Kişisel Özellikler: İçe dönük veya nevrotik özellikteki kişilik yapısına sahip bireylerin genel olarak daha yoğun bir endişe hissi deneyimleyebilecekleri öngörülür.
Kaygı Bozukluğu Nasıl Anlaşılır?
Kaygı bozukluğu, psikiyatri uzman hekimlerine başvuru sonrasında çeşitli değerlendirmeler sonucunda tanısı konulabilen bir rahatsızlıktır. Bu kapsamda düşünceleriniz ve davranışlarınız değerlendirilirken kaygı nedeninin ortaya net olarak konması veya eşlik eden problemler varsa onların tespit edilmesi amaçlanır. Kişide mevcut olan belirtiler güncel psikiyatri kılavuzları ile değerlendirilir ve kriterlere uygunluk göz önünde bulundurularak kişiye kaygı bozukluğu tanısı konulabilir.

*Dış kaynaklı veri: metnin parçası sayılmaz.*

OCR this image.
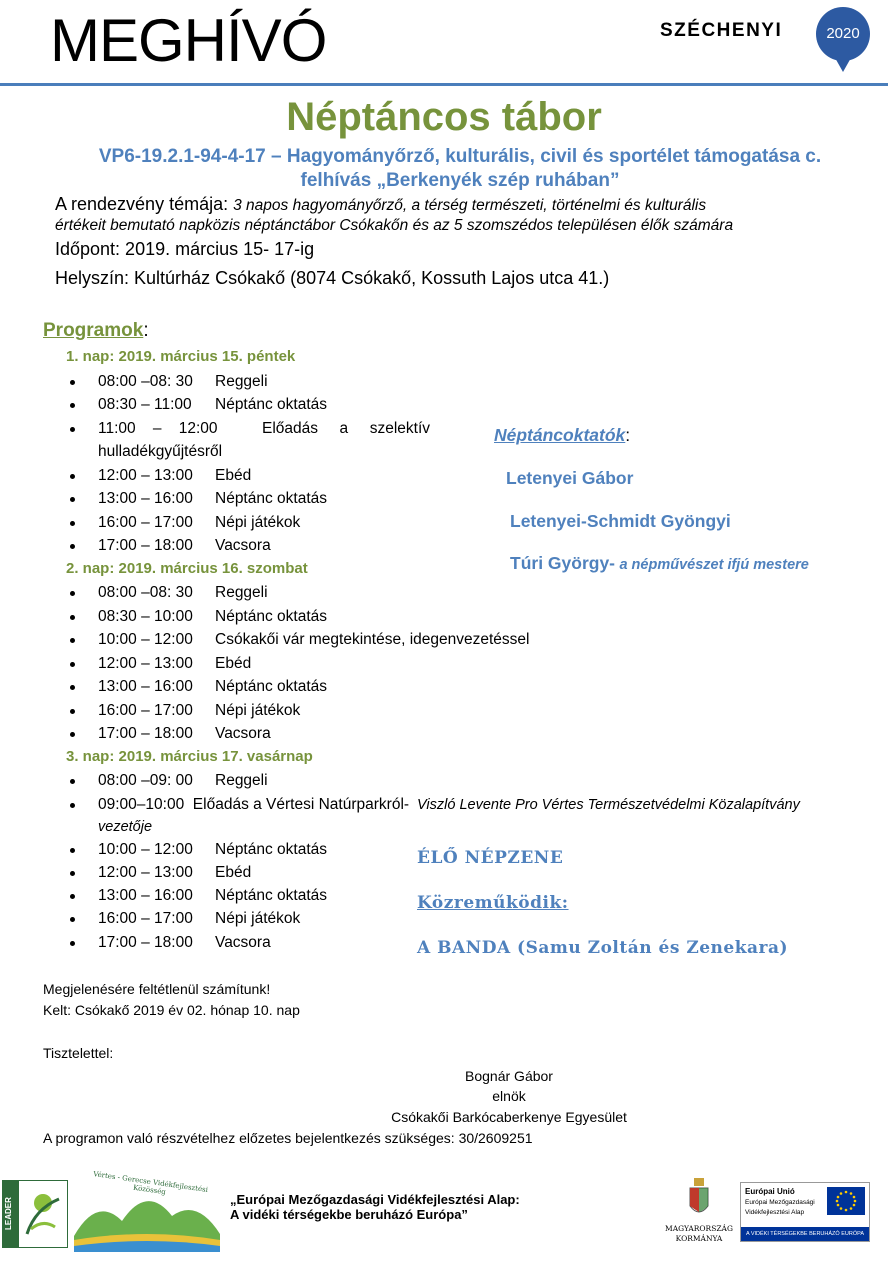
MEGHÍVÓ	SZÉCHENYI	2020
Néptáncos tábor
VP6-19.2.1-94-4-17 – Hagyományőrző, kulturális, civil és sportélet támogatása c.
felhívás „Berkenyék szép ruhában”
A rendezvény témája: 3 napos hagyományőrző, a térség természeti, történelmi és kulturális
értékeit bemutató napközis néptánctábor Csókakőn és az 5 szomszédos településen élők számára
Időpont: 2019. március 15- 17-ig
Helyszín: Kultúrház Csókakő (8074 Csókakő, Kossuth Lajos utca 41.)
Programok:
1. nap: 2019. március 15. péntek
08:00 –08: 30 Reggeli
08:30 – 11:00 Néptánc oktatás
11:00    –    12:00	Előadás     a     szelektív
hulladékgyűjtésről
12:00 – 13:00 Ebéd
13:00 – 16:00 Néptánc oktatás
16:00 – 17:00 Népi játékok
17:00 – 18:00 Vacsora
2. nap: 2019. március 16. szombat
08:00 –08: 30 Reggeli
08:30 – 10:00 Néptánc oktatás
10:00 – 12:00 Csókakői vár megtekintése, idegenvezetéssel
12:00 – 13:00 Ebéd
13:00 – 16:00 Néptánc oktatás
16:00 – 17:00 Népi játékok
17:00 – 18:00 Vacsora
3. nap: 2019. március 17. vasárnap
08:00 –09: 00 Reggeli
09:00–10:00  Előadás a Vértesi Natúrparkról- Viszló Levente Pro Vértes Természetvédelmi Közalapítvány
vezetője
10:00 – 12:00 Néptánc oktatás
12:00 – 13:00 Ebéd
13:00 – 16:00 Néptánc oktatás
16:00 – 17:00 Népi játékok
17:00 – 18:00 Vacsora
Néptáncoktatók:
Letenyei Gábor
Letenyei-Schmidt Gyöngyi
Túri György- a népművészet ifjú mestere
ÉLŐ NÉPZENE
Közreműködik:
A BANDA (Samu Zoltán és Zenekara)
Megjelenésére feltétlenül számítunk!
Kelt: Csókakő 2019 év 02. hónap 10. nap
Tisztelettel:
Bognár Gábor
elnök
Csókakői Barkócaberkenye Egyesület
A programon való részvételhez előzetes bejelentkezés szükséges: 30/2609251
LEADER
Vértes - Gerecse Vidékfejlesztési Közösség
„Európai Mezőgazdasági Vidékfejlesztési Alap:
A vidéki térségekbe beruházó Európa”
MAGYARORSZÁG
KORMÁNYA
Európai Unió
Európai Mezőgazdasági
Vidékfejlesztési Alap
A VIDÉKI TÉRSÉGEKBE BERUHÁZÓ EURÓPA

Kaygı Bozukluğu Tedavisi Nasıldır?
Kaygı bozukluğu tedavisi psikoterapi, davranış terapisi ve çeşitli ilaçların reçetelendirilmesine başvurularak gerçekleştirilebilir. Bilişsel davranışsal terapi bu kapsamda en sık uygulanan psikoterapi türüdür. BDT uygulanan bireylerde amaç kişinin yaşamını sekteye uğratan zararlı düşüncelerin tespit edilmesi ve bu düşünce kalıplarının değiştirilmesi hedeflenir.
Psikoterapi tekniklerine ek olarak kişinin kaygı durumunun kontrolünde destek amaçlı kullanılabilecek çeşitli ilaçlar da mevcuttur. Benzodiazepin ve antidepresan ilaç grupları bu kapsamda en sık başvurulan farmakolojik ajanlar arasındadır.

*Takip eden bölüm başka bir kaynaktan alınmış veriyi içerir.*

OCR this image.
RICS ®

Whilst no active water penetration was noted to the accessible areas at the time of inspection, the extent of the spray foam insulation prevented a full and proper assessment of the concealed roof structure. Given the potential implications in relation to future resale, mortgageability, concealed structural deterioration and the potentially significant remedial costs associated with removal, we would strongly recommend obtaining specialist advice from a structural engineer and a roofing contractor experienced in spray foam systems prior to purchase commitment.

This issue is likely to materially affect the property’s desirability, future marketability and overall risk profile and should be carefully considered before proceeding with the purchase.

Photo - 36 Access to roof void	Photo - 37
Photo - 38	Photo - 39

Kaygı Bozukluğu Sıkça Sorulan Sorular
Anksiyete Belirtileri ve Tedavisi Nasıldır?
Anksiyete belirtileri oldukça çeşitli şikayetler olup kişiden kişiye değişiklik gösterebilirler. Uyku problemleri, sersemlik, ağız kuruluğu, panik hali, kaslarda gerginlik, bulantı ve kusma gibi değişebilen şikayetlere aynı zamanda çarpıntı, nefes darlığı gibi yoğun fiziksel belirtiler de eşlik edebilir. Anksiyete tedavisi temel olarak düzenli şekilde gerçekleştirilen psikoterapi seansları ile mümkündür. Psikoterapiye ek olarak gerekli bireylerde çeşitli ilaçların kullanımına da başvurulabilir.

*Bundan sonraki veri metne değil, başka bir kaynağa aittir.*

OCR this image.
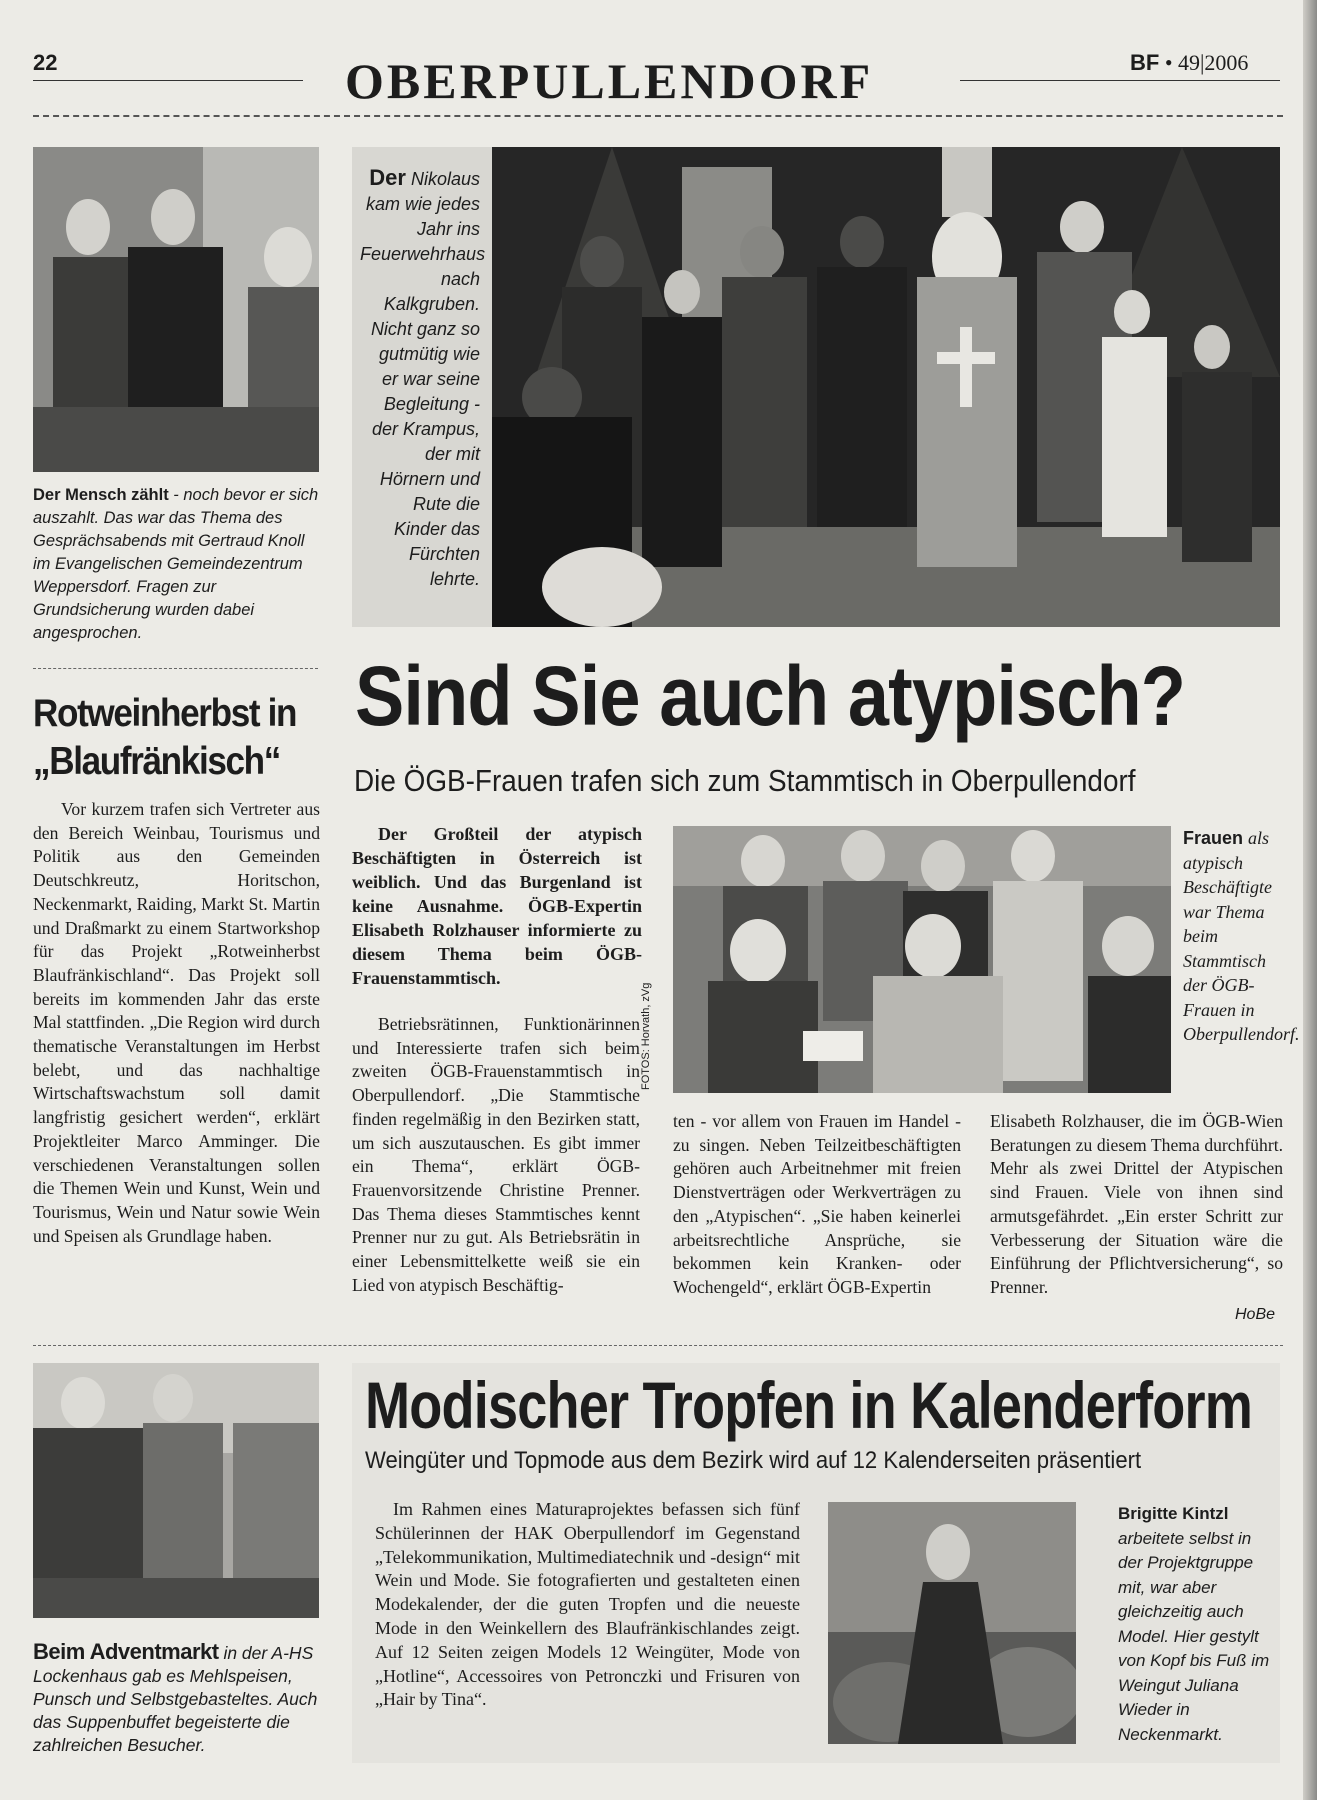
22	OBERPULLENDORF	BF • 49|2006
Der Mensch zählt - noch bevor er sich auszahlt. Das war das Thema des Gesprächsabends mit Gertraud Knoll im Evangelischen Gemeindezentrum Weppersdorf. Fragen zur Grundsicherung wurden dabei angesprochen.
Der Nikolaus kam wie jedes Jahr ins Feuerwehrhaus nach Kalkgruben. Nicht ganz so gutmütig wie er war seine Begleitung - der Krampus, der mit Hörnern und Rute die Kinder das Fürchten lehrte.
Rotweinherbst in „Blaufränkisch“

Vor kurzem trafen sich Vertreter aus den Bereich Weinbau, Tourismus und Politik aus den Gemeinden Deutschkreutz, Horitschon, Neckenmarkt, Raiding, Markt St. Martin und Draßmarkt zu einem Startworkshop für das Projekt „Rotweinherbst Blaufränkischland“. Das Projekt soll bereits im kommenden Jahr das erste Mal stattfinden. „Die Region wird durch thematische Veranstaltungen im Herbst belebt, und das nachhaltige Wirtschaftswachstum soll damit langfristig gesichert werden“, erklärt Projektleiter Marco Amminger. Die verschiedenen Veranstaltungen sollen die Themen Wein und Kunst, Wein und Tourismus, Wein und Natur sowie Wein und Speisen als Grundlage haben.

Sind Sie auch atypisch?
Die ÖGB-Frauen trafen sich zum Stammtisch in Oberpullendorf

Der Großteil der atypisch Beschäftigten in Österreich ist weiblich. Und das Burgenland ist keine Ausnahme. ÖGB-Expertin Elisabeth Rolzhauser informierte zu diesem Thema beim ÖGB-Frauenstammtisch.

FOTOS: Horvath, zVg
Frauen als atypisch Beschäftigte war Thema beim Stammtisch der ÖGB-Frauen in Oberpullendorf.

Betriebsrätinnen, Funktionärinnen und Interessierte trafen sich beim zweiten ÖGB-Frauenstammtisch in Oberpullendorf. „Die Stammtische finden regelmäßig in den Bezirken statt, um sich auszutauschen. Es gibt immer ein Thema“, erklärt ÖGB-Frauenvorsitzende Christine Prenner. Das Thema dieses Stammtisches kennt Prenner nur zu gut. Als Betriebsrätin in einer Lebensmittelkette weiß sie ein Lied von atypisch Beschäftig-

ten - vor allem von Frauen im Handel - zu singen. Neben Teilzeitbeschäftigten gehören auch Arbeitnehmer mit freien Dienstverträgen oder Werkverträgen zu den „Atypischen“. „Sie haben keinerlei arbeitsrechtliche Ansprüche, sie bekommen kein Kranken- oder Wochengeld“, erklärt ÖGB-Expertin

Elisabeth Rolzhauser, die im ÖGB-Wien Beratungen zu diesem Thema durchführt. Mehr als zwei Drittel der Atypischen sind Frauen. Viele von ihnen sind armutsgefährdet. „Ein erster Schritt zur Verbesserung der Situation wäre die Einführung der Pflichtversicherung“, so Prenner.

HoBe
Beim Adventmarkt in der A-HS Lockenhaus gab es Mehlspeisen, Punsch und Selbstgebasteltes. Auch das Suppenbuffet begeisterte die zahlreichen Besucher.
Modischer Tropfen in Kalenderform
Weingüter und Topmode aus dem Bezirk wird auf 12 Kalenderseiten präsentiert

Im Rahmen eines Maturaprojektes befassen sich fünf Schülerinnen der HAK Oberpullendorf im Gegenstand „Telekommunikation, Multimediatechnik und -design“ mit Wein und Mode. Sie fotografierten und gestalteten einen Modekalender, der die guten Tropfen und die neueste Mode in den Weinkellern des Blaufränkischlandes zeigt. Auf 12 Seiten zeigen Models 12 Weingüter, Mode von „Hotline“, Accessoires von Petronczki und Frisuren von „Hair by Tina“.

Brigitte Kintzl arbeitete selbst in der Projektgruppe mit, war aber gleichzeitig auch Model. Hier gestylt von Kopf bis Fuß im Weingut Juliana Wieder in Neckenmarkt.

Kaygıya İyi Gelen Şeyler Nelerdir?
Kaygı problemi olan bireylerin hekimlerinin bilgisi ve önerisi dahilinde yapabileceği çeşitli uygulamalar hissettikleri endişe hissinin kontrolünde katkı sağlayabilir:
Fiziksel aktif olmak
Alkol kullanımından kaçınmak
Tütün kullanımını sonlandırmak
Kafein tüketimini sınırlandırmak
İyi bir gece uykusuna öncelik vermek
Yoga ve meditasyon gibi stres kontrolüne yardımcı olan aktivitelere yönelmek
Dengeli ve sağlıklı beslenmek
Nefes egzersizleri yapmak
Anksiyete Vücudu Nasıl Etkiler?
Kronik anksiyete, vücudun tamamını etkileyebilen bir durumdur. Uzun süreli olarak kontrol altına alınmamış kaygı bozukluğu olgularında çarpıntı, karın ağrısı, hazımsızlık, göğüs ağrısı, halsizlik, uykusuzluk, baş ağrısı gibi çeşitli problemler kendisini gösterebilir.
Kaygı, tek başına bir sağlık problemi olarak değerlendirilmemelidir. Kaygı hissinin oluşması kişinin korku etkenleri ile başbaşa kaldığında içgüdüsel olarak meydana gelir. Kaygı bozukluğu ise korku etkeni faktöre göre çok yoğun bir endişe hissinin tetiklenmesidir. Bu durum psikoterapi ve/veya ilaç tedavisi ile kontrol altına alınabilir. Birçok farklı şekilde kendisini gösterebilen kaygı bozukluğuna dair belirti ve bulguları gözlemlemeniz halinde sağlık kuruluşlarına başvurarak destek almanız önerilir.